I used to man the table at a LOT of career fairs. A lot. And I’ve networked a lot in my life. A LOT. My opening statement for all these conversations is the same – “Tell me a little bit about yourself.”
When I’m at a career fair and someone has just walked up to me, asking them to do this gives me a second to scan their resume without them staring at me in awkward silence. And it tells me how they’ll be in a sales situation, which is the job I’ve hired for most often. When I’m networking, I’m genuinely curious about what people do and how they portray themselves, so it’s always an honest request. I legitimately want to know about them.
What astonishes me is the number of times this opening has been met with silence, stuttering, or a baffled look. People, whether they are job seekers or established professionals, have no idea how to explain who they are, what they do, or why I should care. And that’s a problem.
These quick interactions are often the door to bigger opportunities. When I meet someone with a compelling story or a very clear vision of their role in a company or their life, I want to learn more. When someone can tell me, very succinctly, what makes them different from the other 300 people I’ll see that day, it is a clear advantage, either in the job search or the quest to make good business connections.
And if you stumble badly, I won’t forget it. Someone who can’t tell me anything about themselves is clearly not a great salesperson, and if they don’t know enough about their business to give me a concise, 30-second commercial, it is going to be a lot harder to get me to agree to buy from them. I see a lot of salespeople, and one who isn’t great at what they do is at a distinct disadvantage.
How do you make sure that you aren’t flaming out spectacularly in these situations?

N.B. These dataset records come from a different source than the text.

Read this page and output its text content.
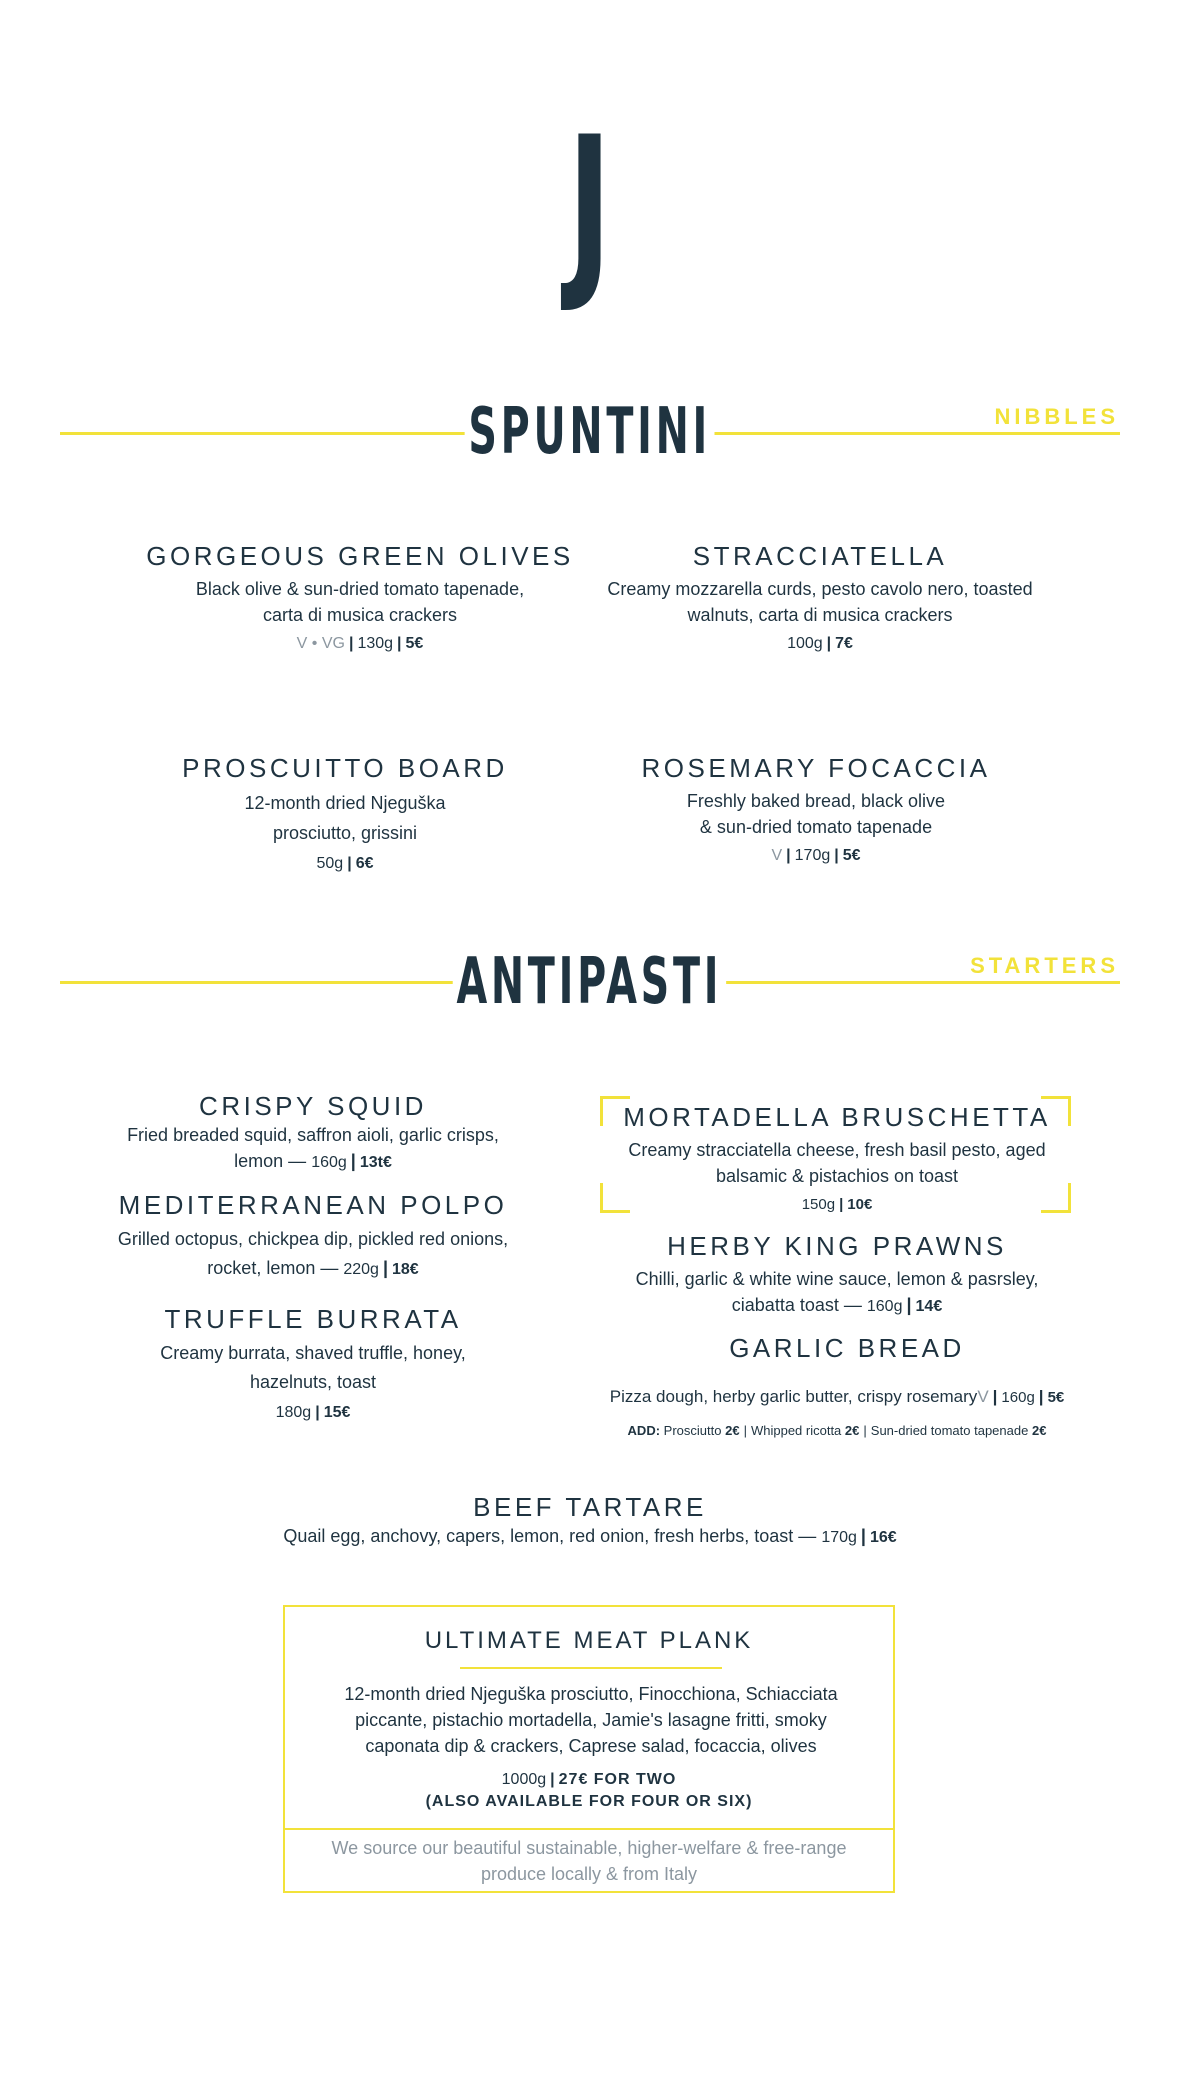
J
SPUNTINI	NIBBLES
GORGEOUS GREEN OLIVES
Black olive & sun-dried tomato tapenade,
carta di musica crackers
V • VG | 130g | 5€
STRACCIATELLA
Creamy mozzarella curds, pesto cavolo nero, toasted
walnuts, carta di musica crackers
100g | 7€
PROSCUITTO BOARD
12-month dried Njeguška
prosciutto, grissini
50g | 6€
ROSEMARY FOCACCIA
Freshly baked bread, black olive
& sun-dried tomato tapenade
V | 170g | 5€
ANTIPASTI	STARTERS
CRISPY SQUID
Fried breaded squid, saffron aioli, garlic crisps,
lemon — 160g | 13t€
MEDITERRANEAN POLPO
Grilled octopus, chickpea dip, pickled red onions,
rocket, lemon — 220g | 18€
TRUFFLE BURRATA
Creamy burrata, shaved truffle, honey,
hazelnuts, toast
180g | 15€
MORTADELLA BRUSCHETTA
Creamy stracciatella cheese, fresh basil pesto, aged
balsamic & pistachios on toast
150g | 10€
HERBY KING PRAWNS
Chilli, garlic & white wine sauce, lemon & pasrsley,
ciabatta toast — 160g | 14€
GARLIC BREAD
Pizza dough, herby garlic butter, crispy rosemaryV | 160g | 5€
ADD: Prosciutto 2€ | Whipped ricotta 2€ | Sun-dried tomato tapenade 2€
BEEF TARTARE
Quail egg, anchovy, capers, lemon, red onion, fresh herbs, toast — 170g | 16€
ULTIMATE MEAT PLANK
12-month dried Njeguška prosciutto, Finocchiona, Schiacciata piccante, pistachio mortadella, Jamie's lasagne fritti, smoky caponata dip & crackers, Caprese salad, focaccia, olives
1000g | 27€ FOR TWO
(ALSO AVAILABLE FOR FOUR OR SIX)
We source our beautiful sustainable, higher-welfare & free-range produce locally & from Italy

Practice. Thought. And lots of preparation. It is easy to fall victim to the thinking that talking about yourself is easy – I mean, who or what else do you know as well as you know yourself? But, as with everything in life, lack of preparation sets you up for failure.
Before heading into any networking situation, I like to think through what exactly I’m hoping to accomplish. Am I looking for talent to hire? Potential customers? A new friend? Deepened connections with people I already know? Once I’ve decided what I’m looking to do, I think carefully about how I’m going to present myself. I come up with my talking points, and a compelling reason for someone to keep talking to me after the first 30 seconds.
For my sales students, I even run them through an exercise to create the perfect 30-second personal pitch that they can use in these situations. We spend at least 90 minutes in class on this exercise, refining and revising the message through several role-plays. It takes time, focus and dedication to craft a message that works.
So, I challenge you to take some time and think about who you are and what you hope to do before your next networking opportunity. Apply that thought and preparation to the event, and see how you fare. And on the way home, don’t blast the radio. Think about what went well and what you’d do differently. Then continue to refine your approach.
I guarantee you that putting thought into the interactions you have with others will have better results for you.